If you are backpacking, there is a way of "shouldering" the pack that makes walking easier. It is worthwhile to stop and adjust the way you are carrying the pack, getting it to fit as naturally as you can to your back. In the same way, it is worthwhile to stop and adjust mentally and spiritually the way you are carrying burdens of anger and hurt, so that you can carry them in a natural way, fitting to your psychical make-up. When you are hiking with a pack,and everything is going just right, and you are enjoying the view and when the exertion itself seems natural, then you don't even feel the weight of the pack. The burden of the pack is resolved by being swallowed up by other experiences and desires and goals.

This is an analogy for how we deal with anger indirectly, how we deal well with upset in our lives indirectly. If the pack is our anger and upset, then we carry it best when we don't allow its weight to distract us from our deepest concerns, dreams, hopes and goals. When its weight is keeping us from going forward, we need to stop and adjust the way we are carrying our trouble. When we do this, our anger doesn't consume our attention.
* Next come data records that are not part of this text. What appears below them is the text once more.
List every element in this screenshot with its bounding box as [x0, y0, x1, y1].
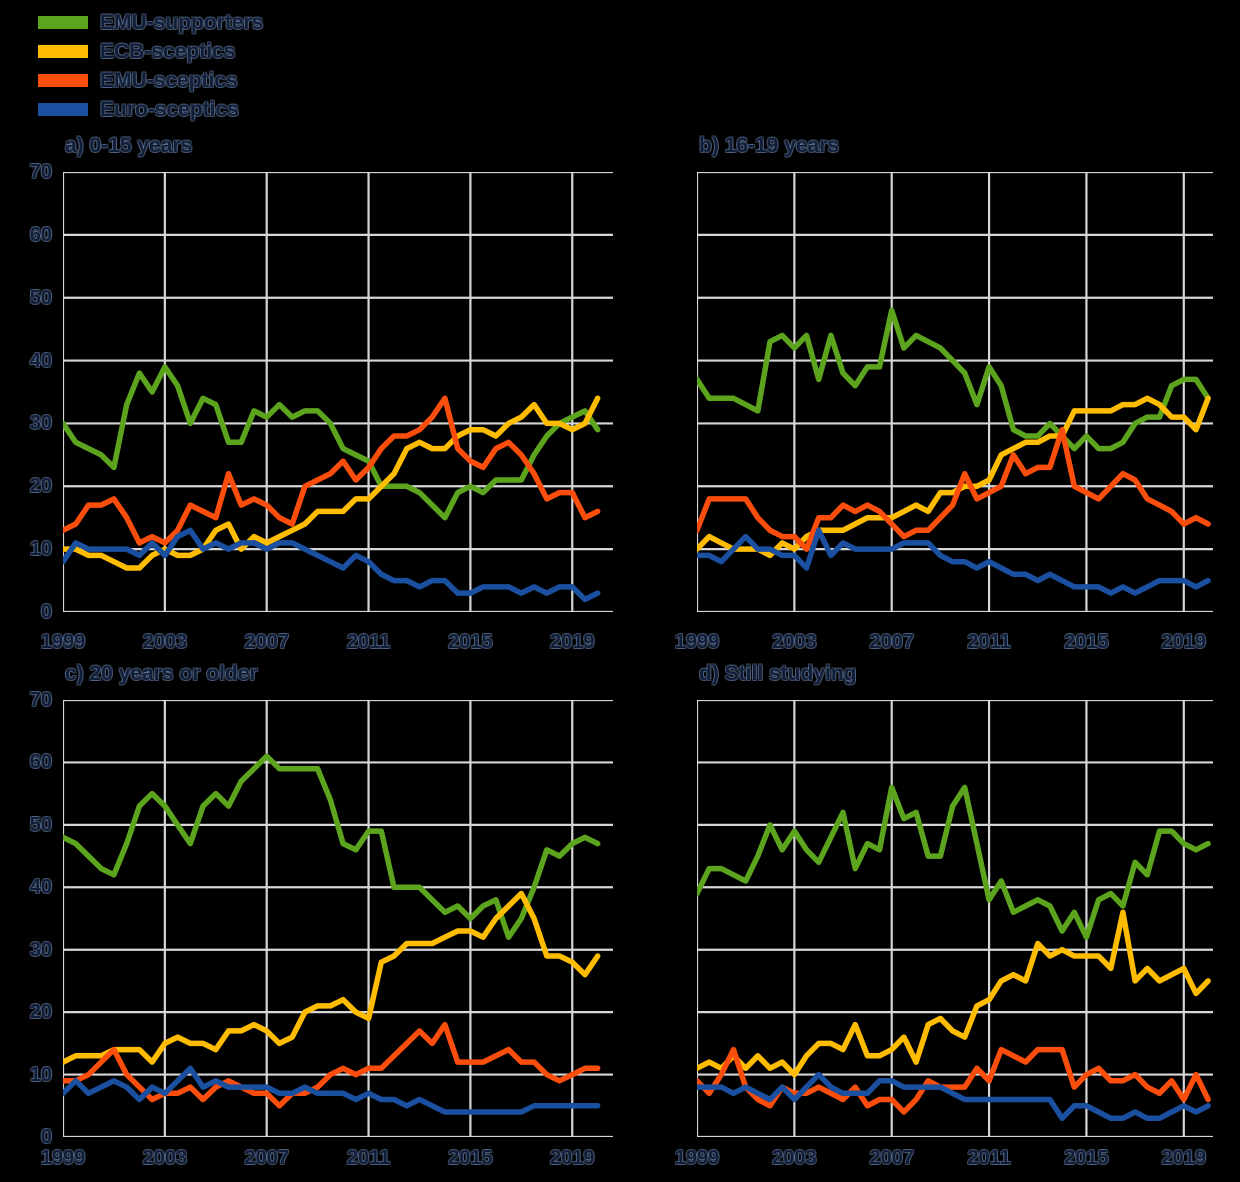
- x-tick-label: 1999: [40, 631, 86, 653]
- emu-line: [697, 1046, 1211, 1115]
- y-tick-label: 10: [29, 538, 52, 561]
- legend: EMU-supporters ECB-sceptics EMU-sceptics…: [38, 8, 263, 124]
- panel-b-title: b) 16-19 years: [699, 134, 840, 157]
- y-tick-label: 0: [40, 1126, 52, 1148]
- x-tick-label: 2015: [448, 1147, 493, 1169]
- ecb-line: [63, 890, 601, 1065]
- panel-c-title: c) 20 years or older: [65, 662, 258, 685]
- sup-line: [63, 364, 601, 521]
- emu-line: [63, 1021, 601, 1109]
- x-tick-label: 2003: [772, 1147, 817, 1169]
- x-tick-label: 2011: [967, 631, 1011, 653]
- y-tick-label: 10: [29, 1063, 52, 1086]
- y-tick-label: 30: [29, 412, 52, 435]
- eur-line: [697, 1071, 1211, 1122]
- legend-label: ECB-sceptics: [100, 39, 236, 63]
- y-tick-label: 0: [40, 601, 52, 623]
- x-tick-label: 1999: [674, 1147, 720, 1169]
- y-tick-label: 40: [29, 876, 52, 899]
- legend-item: EMU-sceptics: [38, 66, 263, 95]
- panel-a-plot: [63, 172, 613, 612]
- y-tick-label: 60: [29, 223, 52, 246]
- sup-line: [697, 307, 1211, 452]
- y-tick-label: 60: [29, 751, 52, 774]
- x-tick-label: 2007: [244, 1147, 289, 1169]
- x-tick-label: 2007: [244, 631, 289, 653]
- x-tick-label: 2019: [550, 631, 595, 653]
- x-tick-label: 2003: [142, 1147, 188, 1169]
- x-tick-label: 1999: [40, 1147, 86, 1169]
- x-tick-label: 2015: [1064, 631, 1109, 653]
- ecb-line: [697, 395, 1211, 559]
- y-tick-label: 40: [29, 349, 52, 372]
- ecb-line: [697, 909, 1211, 1078]
- y-tick-label: 50: [29, 813, 52, 836]
- legend-item: EMU-supporters: [38, 8, 263, 37]
- y-tick-label: 70: [29, 689, 52, 711]
- y-tick-label: 70: [29, 161, 52, 183]
- x-tick-label: 1999: [674, 631, 720, 653]
- euro-sceptics-swatch-icon: [38, 103, 88, 116]
- x-tick-label: 2011: [967, 1147, 1011, 1169]
- x-tick-label: 2015: [1064, 1147, 1109, 1169]
- emu-line: [63, 395, 601, 546]
- x-tick-label: 2011: [346, 631, 391, 653]
- ecb-line: [63, 395, 601, 571]
- panel-b-plot: [697, 172, 1213, 612]
- sup-line: [697, 784, 1211, 940]
- panel-c-plot: [63, 700, 613, 1137]
- ecb-sceptics-swatch-icon: [38, 45, 88, 58]
- panel-a-title: a) 0-15 years: [65, 134, 193, 157]
- emu-sceptics-swatch-icon: [38, 74, 88, 87]
- emu-line: [697, 426, 1211, 552]
- x-tick-label: 2003: [772, 631, 817, 653]
- sup-line: [63, 753, 601, 940]
- legend-label: EMU-sceptics: [100, 68, 238, 92]
- x-tick-label: 2007: [869, 631, 914, 653]
- y-tick-label: 20: [29, 475, 52, 498]
- x-tick-label: 2019: [550, 1147, 595, 1169]
- x-tick-label: 2011: [346, 1147, 391, 1169]
- x-tick-label: 2019: [1161, 631, 1207, 653]
- legend-label: Euro-sceptics: [100, 97, 239, 121]
- eur-line: [63, 527, 601, 603]
- eur-line: [697, 527, 1211, 596]
- legend-item: ECB-sceptics: [38, 37, 263, 66]
- panel-d-title: d) Still studying: [699, 662, 857, 685]
- panel-d-plot: [697, 700, 1213, 1137]
- legend-label: EMU-supporters: [100, 10, 264, 34]
- x-tick-label: 2007: [869, 1147, 914, 1169]
- x-tick-label: 2003: [142, 631, 188, 653]
- x-tick-label: 2019: [1161, 1147, 1207, 1169]
- eur-line: [63, 1065, 601, 1115]
- y-tick-label: 30: [29, 938, 52, 961]
- emu-supporters-swatch-icon: [38, 16, 88, 29]
- x-tick-label: 2015: [448, 631, 493, 653]
- y-tick-label: 20: [29, 1001, 52, 1024]
- y-tick-label: 50: [29, 286, 52, 309]
- legend-item: Euro-sceptics: [38, 95, 263, 124]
That thing we are upset about, or that person we are mad at, is only one concern of our lives - not the concern. As we take a break from thinking about what we are mad about in order to focus on other duties and desires, that is when we tend to find the answer to our conflict, a way out of our conflicts.

The great teaching of Jesus is this: "Seek you first the kingdom of God and his righteousness, and all these things will be added unto you as well." He also helpfully says: "He who sets his hand to the plow but looks back is not fit for the kingdom of God." That saying seems harsh as it is spoken to the son who wants to care for his aging father, but the only way to resolve many difficulties is to renounce their hold on your life. By stepping outside of a conflict, and seeing what life has to offer, you begin to live free from being controlled by the conflict or the anger, and in the end probably find a way to resolve it when you get caught up in other concerns and forget about being mad.